Sunday, July 20, 2014

Week 6 of Immersion

My 6th week started out well. Dr. Goodman and I went on clinical rounds in the morning on Monday. I was able to see quite a few interesting patients. The second case I saw was a patient that had seropositive rheumatoid arthritis that was diagnosed quite a few years ago. She was first given some methotrexate (the gold standard for RA) and told to come back a few months later. However, she hadn't been back for about a year, so quite a few doctors were concerned about her. To everyone's surprise, the patient had stopped taking almost all of her prescribed medications for her RA. The patient claimed that she was feeling much better and had almost no physical signs of having RA. This was a good sign for the patient, but the doctor was concerned that the RA would come back very aggressively since she stopped her medications; RA very rarely remits completely in the long run. They decided to keep a close eye on her for the next few months, but did not decide for her to continue to take the RA medications, at least right away. The doctor just cautioned her to start taking the methotrexate again immediately if she had any more future RA flareups.

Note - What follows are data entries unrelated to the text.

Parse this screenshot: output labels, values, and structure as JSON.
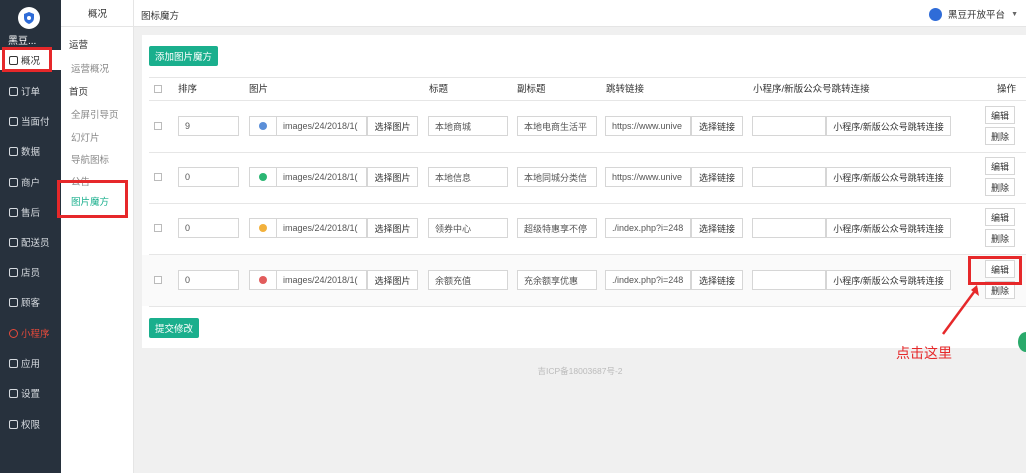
{
  "nav": {
    "brand": "黑豆...",
    "items": [
      {
        "label": "概况",
        "icon": "dashboard-icon"
      },
      {
        "label": "订单",
        "icon": "order-icon"
      },
      {
        "label": "当面付",
        "icon": "pay-icon"
      },
      {
        "label": "数据",
        "icon": "data-icon"
      },
      {
        "label": "商户",
        "icon": "merchant-icon"
      },
      {
        "label": "售后",
        "icon": "after-sale-icon"
      },
      {
        "label": "配送员",
        "icon": "courier-icon"
      },
      {
        "label": "店员",
        "icon": "clerk-icon"
      },
      {
        "label": "顾客",
        "icon": "customer-icon"
      },
      {
        "label": "小程序",
        "icon": "miniprogram-icon"
      },
      {
        "label": "应用",
        "icon": "apps-icon"
      },
      {
        "label": "设置",
        "icon": "settings-icon"
      },
      {
        "label": "权限",
        "icon": "permission-icon"
      }
    ]
  },
  "submenu": {
    "header": "概况",
    "group1": "运营",
    "group1_items": [
      "运营概况"
    ],
    "group2": "首页",
    "group2_items": [
      "全屏引导页",
      "幻灯片",
      "导航图标",
      "公告",
      "图片魔方"
    ]
  },
  "topbar": {
    "title": "图标魔方",
    "platform": "黑豆开放平台"
  },
  "toolbar": {
    "add_label": "添加图片魔方",
    "submit_label": "提交修改"
  },
  "table": {
    "headers": [
      "排序",
      "图片",
      "标题",
      "副标题",
      "跳转链接",
      "小程序/新版公众号跳转连接",
      "操作"
    ],
    "rows": [
      {
        "sort": "9",
        "image_path": "images/24/2018/1(",
        "title": "本地商城",
        "subtitle": "本地电商生活平",
        "link": "https://www.unive",
        "mini_link": "",
        "dot_color": "#5b8fd8"
      },
      {
        "sort": "0",
        "image_path": "images/24/2018/1(",
        "title": "本地信息",
        "subtitle": "本地同城分类信",
        "link": "https://www.unive",
        "mini_link": "",
        "dot_color": "#2bb673"
      },
      {
        "sort": "0",
        "image_path": "images/24/2018/1(",
        "title": "领券中心",
        "subtitle": "超级特惠享不停",
        "link": "./index.php?i=248",
        "mini_link": "",
        "dot_color": "#f2b13c"
      },
      {
        "sort": "0",
        "image_path": "images/24/2018/1(",
        "title": "余额充值",
        "subtitle": "充余额享优惠",
        "link": "./index.php?i=248",
        "mini_link": "",
        "dot_color": "#e25c5c"
      }
    ],
    "select_image_label": "选择图片",
    "select_link_label": "选择链接",
    "mini_link_label": "小程序/新版公众号跳转连接",
    "edit_label": "编辑",
    "delete_label": "删除"
  },
  "footer": "吉ICP备18003687号-2",
  "annotation": "点击这里",
  "colors": {
    "accent": "#1aaf8d",
    "nav_bg": "#27313d",
    "highlight": "#e6282a"
  }
}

This sort of stuff always surprises me; it confirms that patient compliance is a very real issue for RA and other types of arthritis because of personal, religious, fear related reasons.

Another case I saw was with a patient that exhibited many types of diseases at once, including diabetes, RA, OA, as well as a few others. The diabetes was causing her nerve pain that was complicating things somewhat. The patient was originally diagnosed with just OA in the past, instead of RA, but the doctor was convinced that the patient exhibited some sort of combination of the two. The doctor saw some tell tale signs that pointed to inflammatory arthritis (RA) in her wrists (synovial thickening, inflammation, swelling) and feet (same). He decided to prescribe her some RA meds to help with the pain and inflammation. For personal reasons, the patient refused to take prednisone (a steroid) so the doctor had to prescribe methotrexate instead. The prednisone would have had almost immediate effects if there was RA present, and it also leaves the body fairly quickly. This would have helped confirm RA without any side effects. However, methotrexate  (as well as most other RA drugs) takes weeks to take effect and last for relatively long periods of time in the body, which leave patients susceptible to side effects if not managed properly. Hopefully she really does have RA so the methotrexate will be able to help her in the long run. 

I went to the CAP clinic again this week but nothing really happened because the patient did not show up. There was a presentation about various inflammatory diseases though which was pretty cool. 

On Wednesday, Greg (my surgery buddy) and I went to the burn unit on the 8th floor, and by chance, ran into residents on their rounds. We joined them and saw some interesting things. One of the first things we noticed that most of the burns were caused from spilling hot/boiling water on themselves, or by playing with fireworks/fire. We also ran into a very belligerent patient that was busy cursing everyone off because he wanted to leave the hospital really badly. That was interesting. Greg and I were able to go into the wound dressing room and see a patient badly burned on her stomach and legs. It was rather scary to see someone with very little skin left in that area, but it was also very interesting how they treat such wounds. Most of the times, they soak the wounds in saline to keep the wounds from drying out (they heal better wet). If the burn is bad enough, the patient will have to get a skin graft. Another medicine that they use periodically is Silver sulfadiazine, a sulfa drug, is used to prevent and treat infections of second- and third-degree burns. It kills a wide variety of bacteria. Many of the patients that have severe burns suffer from "burn shock" which is a systemic reaction to a traumatic injury (the burn). It causes widespread vasodilation and neutrophil exudation, as well as increased blood pressure. Burn shock is serious and can lead to a wide array of systemic organ problems if not treated properly. 

Greg and I also went to a brain surgery (craniotomy with a brain tumor removal) on Wednesday. Overall the procedure seemed straight-forward: the surgeon (Dr Schwartz in Neurology) made an incision in the skull, then used a dremel tool like instrument to remove a circular piece of the skull so that they could access the brain easily. Once the skull was open, they used a bipolar forceps to cut through the dura mater of the brain to get to the tumor. This instrument was vital because they needed to cauterize the brain tissue (and the tissue around the brain so they wouldn't have any bleeding). Residual bleeding in/around the brain would be very bad. They used some imaging devices (including ultrasound to locate the tumor), which was very close to the base of the skull. This was very lucky because surgery deeper in the brain would have been very risky/fatal. They kept using the bipolar forceps to cut through actual brain tissue around the tumor to remove it and it was successful. The coolest part was seeing the brain pulse every time there was a heartbeat.